인체대장암 세포에서 후성적 유전자 불활성화 저해제와 5-Fluorouracil의 병용효과분석

Combinatorial Effect of 5-FU and Epigenetic Silencing Repressors in Human Colorectal Cancer Cells

Low sensitivity to anticancer drugs such as 5-fluorouracil (5-FU) has been associated with decreased expression of genes involved in cell proliferation, apoptosis and metastasis. Recently, it has been shown that the expression levels of some of these genes are reduced by transcription inhibition due to epigenetic silencing on CpG islands.
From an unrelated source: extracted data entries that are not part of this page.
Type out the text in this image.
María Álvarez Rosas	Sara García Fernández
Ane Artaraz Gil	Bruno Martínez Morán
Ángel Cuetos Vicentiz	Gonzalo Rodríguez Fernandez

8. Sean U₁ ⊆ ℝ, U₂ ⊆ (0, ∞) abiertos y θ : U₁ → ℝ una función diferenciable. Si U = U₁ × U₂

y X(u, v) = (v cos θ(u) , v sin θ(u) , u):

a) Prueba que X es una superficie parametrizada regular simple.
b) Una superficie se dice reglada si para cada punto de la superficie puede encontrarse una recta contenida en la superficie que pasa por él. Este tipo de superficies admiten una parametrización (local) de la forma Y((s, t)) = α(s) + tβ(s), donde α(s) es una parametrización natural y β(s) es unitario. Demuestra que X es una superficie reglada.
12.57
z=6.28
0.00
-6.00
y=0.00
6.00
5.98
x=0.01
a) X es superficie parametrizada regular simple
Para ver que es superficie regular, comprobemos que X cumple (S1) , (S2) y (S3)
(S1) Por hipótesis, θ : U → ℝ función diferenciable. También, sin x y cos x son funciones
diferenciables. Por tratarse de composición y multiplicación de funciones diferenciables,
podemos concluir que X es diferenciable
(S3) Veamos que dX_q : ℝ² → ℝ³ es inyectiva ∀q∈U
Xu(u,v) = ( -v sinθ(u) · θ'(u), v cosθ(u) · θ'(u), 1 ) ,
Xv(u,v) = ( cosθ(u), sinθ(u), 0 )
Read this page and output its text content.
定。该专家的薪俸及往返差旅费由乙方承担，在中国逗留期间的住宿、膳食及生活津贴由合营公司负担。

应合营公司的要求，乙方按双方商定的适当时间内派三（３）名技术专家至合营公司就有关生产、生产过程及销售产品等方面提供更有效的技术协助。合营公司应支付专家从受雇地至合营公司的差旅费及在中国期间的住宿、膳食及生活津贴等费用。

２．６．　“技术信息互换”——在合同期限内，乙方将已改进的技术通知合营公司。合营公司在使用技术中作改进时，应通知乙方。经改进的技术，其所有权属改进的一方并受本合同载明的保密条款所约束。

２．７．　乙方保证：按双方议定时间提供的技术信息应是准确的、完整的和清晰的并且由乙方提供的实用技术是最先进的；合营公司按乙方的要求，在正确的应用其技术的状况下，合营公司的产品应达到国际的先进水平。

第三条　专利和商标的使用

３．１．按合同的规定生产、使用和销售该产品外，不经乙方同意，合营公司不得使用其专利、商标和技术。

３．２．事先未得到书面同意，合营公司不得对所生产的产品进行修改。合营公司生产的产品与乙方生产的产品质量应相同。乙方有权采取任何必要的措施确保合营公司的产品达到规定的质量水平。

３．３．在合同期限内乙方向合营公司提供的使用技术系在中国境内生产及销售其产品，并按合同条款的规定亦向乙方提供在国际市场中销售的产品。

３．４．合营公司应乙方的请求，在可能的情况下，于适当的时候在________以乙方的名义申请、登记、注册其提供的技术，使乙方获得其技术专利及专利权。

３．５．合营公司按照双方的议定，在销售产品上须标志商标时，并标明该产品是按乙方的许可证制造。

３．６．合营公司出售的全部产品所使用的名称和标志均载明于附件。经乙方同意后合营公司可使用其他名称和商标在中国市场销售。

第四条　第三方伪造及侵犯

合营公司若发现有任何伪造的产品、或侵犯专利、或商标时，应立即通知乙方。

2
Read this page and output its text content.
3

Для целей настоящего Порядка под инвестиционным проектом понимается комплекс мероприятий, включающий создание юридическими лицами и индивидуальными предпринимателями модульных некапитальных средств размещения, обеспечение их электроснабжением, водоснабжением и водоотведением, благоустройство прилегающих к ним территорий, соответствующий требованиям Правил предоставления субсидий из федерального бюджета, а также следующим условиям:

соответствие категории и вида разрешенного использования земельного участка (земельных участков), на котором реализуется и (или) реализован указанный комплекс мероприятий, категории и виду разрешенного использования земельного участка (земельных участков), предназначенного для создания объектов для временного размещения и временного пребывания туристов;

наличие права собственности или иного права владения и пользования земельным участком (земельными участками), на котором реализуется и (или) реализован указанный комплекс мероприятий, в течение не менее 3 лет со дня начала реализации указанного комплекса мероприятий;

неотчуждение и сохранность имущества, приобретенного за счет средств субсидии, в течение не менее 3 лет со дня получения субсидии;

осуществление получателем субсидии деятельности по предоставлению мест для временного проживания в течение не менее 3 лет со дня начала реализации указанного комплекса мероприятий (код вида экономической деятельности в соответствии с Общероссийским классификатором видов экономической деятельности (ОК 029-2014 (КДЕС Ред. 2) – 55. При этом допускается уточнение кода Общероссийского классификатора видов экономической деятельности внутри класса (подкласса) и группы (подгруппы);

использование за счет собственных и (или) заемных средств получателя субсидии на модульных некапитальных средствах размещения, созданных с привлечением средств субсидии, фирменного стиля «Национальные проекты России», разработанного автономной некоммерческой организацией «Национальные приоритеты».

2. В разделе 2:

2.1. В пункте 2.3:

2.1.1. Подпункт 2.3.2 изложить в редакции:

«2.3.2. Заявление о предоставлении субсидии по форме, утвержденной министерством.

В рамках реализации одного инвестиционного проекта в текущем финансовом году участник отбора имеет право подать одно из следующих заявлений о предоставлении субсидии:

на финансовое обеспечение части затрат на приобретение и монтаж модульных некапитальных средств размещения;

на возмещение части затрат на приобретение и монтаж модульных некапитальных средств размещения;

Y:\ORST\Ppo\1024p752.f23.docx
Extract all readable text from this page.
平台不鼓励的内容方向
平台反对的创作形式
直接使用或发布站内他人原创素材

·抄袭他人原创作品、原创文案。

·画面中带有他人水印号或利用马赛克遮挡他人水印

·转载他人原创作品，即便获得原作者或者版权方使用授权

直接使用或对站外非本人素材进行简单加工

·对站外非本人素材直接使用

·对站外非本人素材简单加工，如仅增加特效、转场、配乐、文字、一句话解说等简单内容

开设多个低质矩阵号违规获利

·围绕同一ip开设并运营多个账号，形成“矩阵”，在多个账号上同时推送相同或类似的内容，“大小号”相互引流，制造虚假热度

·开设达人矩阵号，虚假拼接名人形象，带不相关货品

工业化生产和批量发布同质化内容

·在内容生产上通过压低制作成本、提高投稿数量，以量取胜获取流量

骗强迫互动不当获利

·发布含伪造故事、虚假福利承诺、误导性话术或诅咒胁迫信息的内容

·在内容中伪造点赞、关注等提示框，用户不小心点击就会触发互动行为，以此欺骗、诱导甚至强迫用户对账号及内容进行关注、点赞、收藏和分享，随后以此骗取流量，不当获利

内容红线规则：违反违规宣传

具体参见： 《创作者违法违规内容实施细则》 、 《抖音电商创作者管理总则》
Therefore, epigenetic therapy has been proposed, where epigenetic silencing is repressed with DNA methyltransferase (DNMT) inhibitors and histone deacetylase (HDAC) inhibitors alone or in combination with other chemotherapeutic agents. The aim of our study was to evaluate the combination effect of 5-FU and its association with the status of epigenetic silencing using methylation-specific PCR of p14ARF when given with 5-aza-2'-deoxycytidine (5-aza-dC), a DNMT inhibitor and depsipeptide, and HDAC inhibitor in DLD-1 human colorectal cancer cells. The combination of 5-aza-dC with depsipeptide showed a synergism and induced unmethylation of p14ARF. However, triplet combination of 5-aza-dC/epsipeptide and 5-FU resulted in antagonistic effects and abrogated unmethylation of p14ARF. These results suggest that unfavorable interaction of 5-aza-dC/depsipeptide with 5-FU in DLD-1 cells may be related with the failure in repression of epigenetic silencing, which warrants further investigation.